Member States request revision of European Chips Act

The so-called ‘Semicon Coalition’ of nine countries, including the Netherlands and Belgium, was formed in March. A statement from the nine member states was signed this week on the sidelines of a meeting of the European ministers for Competitiveness by all member states and submitted to the Commission.
The European Chips Act came in the wake of the COVID-19 pandemic and the disruption of international supply chains, which raised awareness that the EU is too dependent on other parts of the world. With estimated investments of up to 86 billion euros, the European Commission hoped to double the European share in the production of advanced chips to 20 percent by the end of the decade.

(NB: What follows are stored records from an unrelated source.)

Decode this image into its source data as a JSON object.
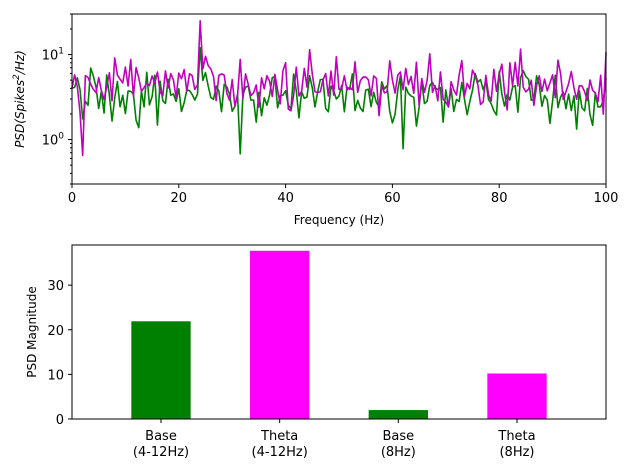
{
  "chart_data": [
    {
      "type": "line",
      "xlabel": "Frequency (Hz)",
      "ylabel_parts": {
        "before": "PSD(Spikes",
        "sup": "2",
        "after": "/Hz)"
      },
      "xlim": [
        0,
        100
      ],
      "ylim": [
        0.3,
        30
      ],
      "yscale": "log",
      "grid": false,
      "x_ticks": [
        0,
        20,
        40,
        60,
        80,
        100
      ],
      "x_tick_labels": [
        "0",
        "20",
        "40",
        "60",
        "80",
        "100"
      ],
      "y_ticks": [
        {
          "value": 1,
          "base": "10",
          "exp": "0"
        },
        {
          "value": 10,
          "base": "10",
          "exp": "1"
        }
      ],
      "x": [
        0.0,
        0.5,
        1.0,
        1.5,
        2.0,
        2.5,
        3.0,
        3.5,
        4.0,
        4.5,
        5.0,
        5.5,
        6.0,
        6.5,
        7.0,
        7.5,
        8.0,
        8.5,
        9.0,
        9.5,
        10.0,
        10.5,
        11.0,
        11.5,
        12.0,
        12.5,
        13.0,
        13.5,
        14.0,
        14.5,
        15.0,
        15.5,
        16.0,
        16.5,
        17.0,
        17.5,
        18.0,
        18.5,
        19.0,
        19.5,
        20.0,
        20.5,
        21.0,
        21.5,
        22.0,
        22.5,
        23.0,
        23.5,
        24.0,
        24.5,
        25.0,
        25.5,
        26.0,
        26.5,
        27.0,
        27.5,
        28.0,
        28.5,
        29.0,
        29.5,
        30.0,
        30.5,
        31.0,
        31.5,
        32.0,
        32.5,
        33.0,
        33.5,
        34.0,
        34.5,
        35.0,
        35.5,
        36.0,
        36.5,
        37.0,
        37.5,
        38.0,
        38.5,
        39.0,
        39.5,
        40.0,
        40.5,
        41.0,
        41.5,
        42.0,
        42.5,
        43.0,
        43.5,
        44.0,
        44.5,
        45.0,
        45.5,
        46.0,
        46.5,
        47.0,
        47.5,
        48.0,
        48.5,
        49.0,
        49.5,
        50.0,
        50.5,
        51.0,
        51.5,
        52.0,
        52.5,
        53.0,
        53.5,
        54.0,
        54.5,
        55.0,
        55.5,
        56.0,
        56.5,
        57.0,
        57.5,
        58.0,
        58.5,
        59.0,
        59.5,
        60.0,
        60.5,
        61.0,
        61.5,
        62.0,
        62.5,
        63.0,
        63.5,
        64.0,
        64.5,
        65.0,
        65.5,
        66.0,
        66.5,
        67.0,
        67.5,
        68.0,
        68.5,
        69.0,
        69.5,
        70.0,
        70.5,
        71.0,
        71.5,
        72.0,
        72.5,
        73.0,
        73.5,
        74.0,
        74.5,
        75.0,
        75.5,
        76.0,
        76.5,
        77.0,
        77.5,
        78.0,
        78.5,
        79.0,
        79.5,
        80.0,
        80.5,
        81.0,
        81.5,
        82.0,
        82.5,
        83.0,
        83.5,
        84.0,
        84.5,
        85.0,
        85.5,
        86.0,
        86.5,
        87.0,
        87.5,
        88.0,
        88.5,
        89.0,
        89.5,
        90.0,
        90.5,
        91.0,
        91.5,
        92.0,
        92.5,
        93.0,
        93.5,
        94.0,
        94.5,
        95.0,
        95.5,
        96.0,
        96.5,
        97.0,
        97.5,
        98.0,
        98.5,
        99.0,
        99.5,
        100.0
      ],
      "series": [
        {
          "color": "#008000",
          "values": [
            4.02,
            4.13,
            5.32,
            3.87,
            1.75,
            2.82,
            2.53,
            6.93,
            5.59,
            4.15,
            2.32,
            3.72,
            2.05,
            5.73,
            3.34,
            1.65,
            3.09,
            4.81,
            2.43,
            3.32,
            2.02,
            3.72,
            3.7,
            3.41,
            1.69,
            1.38,
            3.74,
            2.42,
            6.18,
            2.55,
            3.2,
            5.72,
            1.48,
            4.87,
            2.87,
            2.66,
            5.12,
            3.32,
            3.44,
            2.81,
            3.97,
            2.14,
            2.71,
            3.82,
            3.77,
            3.39,
            2.92,
            3.43,
            12.03,
            4.97,
            6.13,
            4.28,
            3.13,
            2.97,
            4.26,
            3.72,
            2.13,
            4.46,
            4.17,
            3.4,
            2.15,
            2.46,
            3.4,
            0.68,
            3.32,
            4.14,
            4.27,
            2.91,
            2.92,
            1.6,
            3.58,
            1.91,
            3.11,
            2.53,
            3.34,
            5.33,
            5.52,
            2.36,
            3.27,
            3.33,
            3.75,
            2.54,
            2.29,
            5.9,
            3.75,
            1.8,
            3.65,
            3.06,
            3.17,
            5.64,
            4.05,
            2.42,
            3.63,
            5.07,
            5.11,
            2.33,
            2.12,
            4.25,
            3.76,
            3.0,
            3.26,
            4.33,
            2.12,
            4.15,
            3.91,
            5.91,
            2.19,
            2.89,
            2.35,
            2.14,
            3.83,
            3.91,
            2.44,
            3.61,
            2.73,
            2.43,
            4.77,
            3.93,
            4.32,
            2.15,
            1.57,
            1.98,
            3.81,
            5.63,
            0.78,
            4.14,
            3.49,
            3.25,
            3.15,
            1.44,
            2.39,
            4.83,
            2.65,
            2.82,
            4.33,
            4.71,
            4.05,
            3.89,
            4.09,
            1.6,
            3.84,
            2.41,
            3.96,
            2.14,
            2.96,
            2.81,
            4.68,
            2.98,
            1.96,
            2.81,
            3.81,
            5.98,
            4.74,
            5.08,
            3.86,
            4.82,
            2.96,
            2.64,
            2.18,
            1.95,
            6.3,
            3.42,
            2.48,
            3.41,
            2.92,
            4.14,
            4.3,
            2.1,
            5.36,
            6.45,
            5.49,
            5.12,
            2.9,
            2.98,
            5.6,
            4.41,
            2.46,
            3.29,
            2.93,
            1.55,
            2.86,
            5.72,
            2.38,
            3.17,
            3.61,
            2.3,
            3.42,
            2.19,
            3.26,
            1.33,
            3.76,
            2.36,
            2.18,
            3.99,
            1.97,
            1.47,
            3.52,
            2.42,
            2.43,
            2.88,
            5.26
          ],
          "label_note": ""
        },
        {
          "color": "#bf00bf",
          "values": [
            4.03,
            5.76,
            4.2,
            2.1,
            0.65,
            5.64,
            5.39,
            4.48,
            3.9,
            3.56,
            5.36,
            3.78,
            2.97,
            4.16,
            6.1,
            2.86,
            9.14,
            5.74,
            5.13,
            4.63,
            7.12,
            4.26,
            8.75,
            3.24,
            7.03,
            5.31,
            3.7,
            4.09,
            4.6,
            4.31,
            5.6,
            4.61,
            6.23,
            3.63,
            3.26,
            6.42,
            4.06,
            5.97,
            4.99,
            3.14,
            6.06,
            5.2,
            6.66,
            3.7,
            5.95,
            5.64,
            3.9,
            4.37,
            24.91,
            6.77,
            9.54,
            7.42,
            6.78,
            5.54,
            2.88,
            5.69,
            5.92,
            5.73,
            3.5,
            2.9,
            5.06,
            2.47,
            3.29,
            8.77,
            3.04,
            5.92,
            4.46,
            3.29,
            3.54,
            4.39,
            2.41,
            5.32,
            3.95,
            5.63,
            4.86,
            3.21,
            5.85,
            3.81,
            2.63,
            6.43,
            8.01,
            2.29,
            2.18,
            3.28,
            7.1,
            3.26,
            3.68,
            6.86,
            4.15,
            11.41,
            5.88,
            3.65,
            3.58,
            3.65,
            5.02,
            5.98,
            3.26,
            6.39,
            3.34,
            9.41,
            3.89,
            3.95,
            5.63,
            3.83,
            4.09,
            3.86,
            8.22,
            3.59,
            4.93,
            5.43,
            5.46,
            5.03,
            3.27,
            5.6,
            5.24,
            1.91,
            4.32,
            3.54,
            3.65,
            8.43,
            5.02,
            3.52,
            5.71,
            6.24,
            3.85,
            6.87,
            4.44,
            5.52,
            3.5,
            8.12,
            2.55,
            5.22,
            3.59,
            4.93,
            10.2,
            3.58,
            4.3,
            2.86,
            6.24,
            2.98,
            2.76,
            2.44,
            4.79,
            3.82,
            3.34,
            5.76,
            8.49,
            3.24,
            4.58,
            3.96,
            6.55,
            5.63,
            4.41,
            2.58,
            2.78,
            5.68,
            3.38,
            2.84,
            6.7,
            3.69,
            5.93,
            7.71,
            3.6,
            2.23,
            8.01,
            4.28,
            8.11,
            4.27,
            11.57,
            4.14,
            3.64,
            3.91,
            4.99,
            2.52,
            4.32,
            5.62,
            3.68,
            5.13,
            3.74,
            4.64,
            5.77,
            3.11,
            8.59,
            5.95,
            2.96,
            3.65,
            4.55,
            6.31,
            4.05,
            2.97,
            4.29,
            4.28,
            3.64,
            2.89,
            5.02,
            3.79,
            3.52,
            2.79,
            5.7,
            1.99,
            10.66
          ],
          "label_note": ""
        }
      ]
    },
    {
      "type": "bar",
      "ylabel": "PSD Magnitude",
      "ylim": [
        0,
        39
      ],
      "y_ticks": [
        0,
        10,
        20,
        30
      ],
      "y_tick_labels": [
        "0",
        "10",
        "20",
        "30"
      ],
      "grid": false,
      "categories": [
        {
          "line1": "Base",
          "line2": "(4-12Hz)"
        },
        {
          "line1": "Theta",
          "line2": "(4-12Hz)"
        },
        {
          "line1": "Base",
          "line2": "(8Hz)"
        },
        {
          "line1": "Theta",
          "line2": "(8Hz)"
        }
      ],
      "values": [
        21.9,
        37.7,
        2.0,
        10.2
      ],
      "colors": [
        "#008000",
        "#ff00ff",
        "#008000",
        "#ff00ff"
      ]
    }
  ]
}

That target now appears to be unattainable – the Commission itself estimates a share of 11.7 percent – and according to the member states, much value creation is still happening outside the EU while other world powers have significantly increased their public investments. They describe the 20 percent target as “unrealistic and too broad,” and they argue that there is a lack of a clear strategy regarding Europe’s leading role in the semiconductor value chain.
In addition to setting new targets, the member states are also calling for the semiconductor sector to be treated as a strategic industry and for collective investment in research and development, innovation, and protection. There should also be a broader talent pool and better collaboration among the various players.
The European Commission has meanwhile initiated a review procedure of the legislation, to which the member states can also contribute.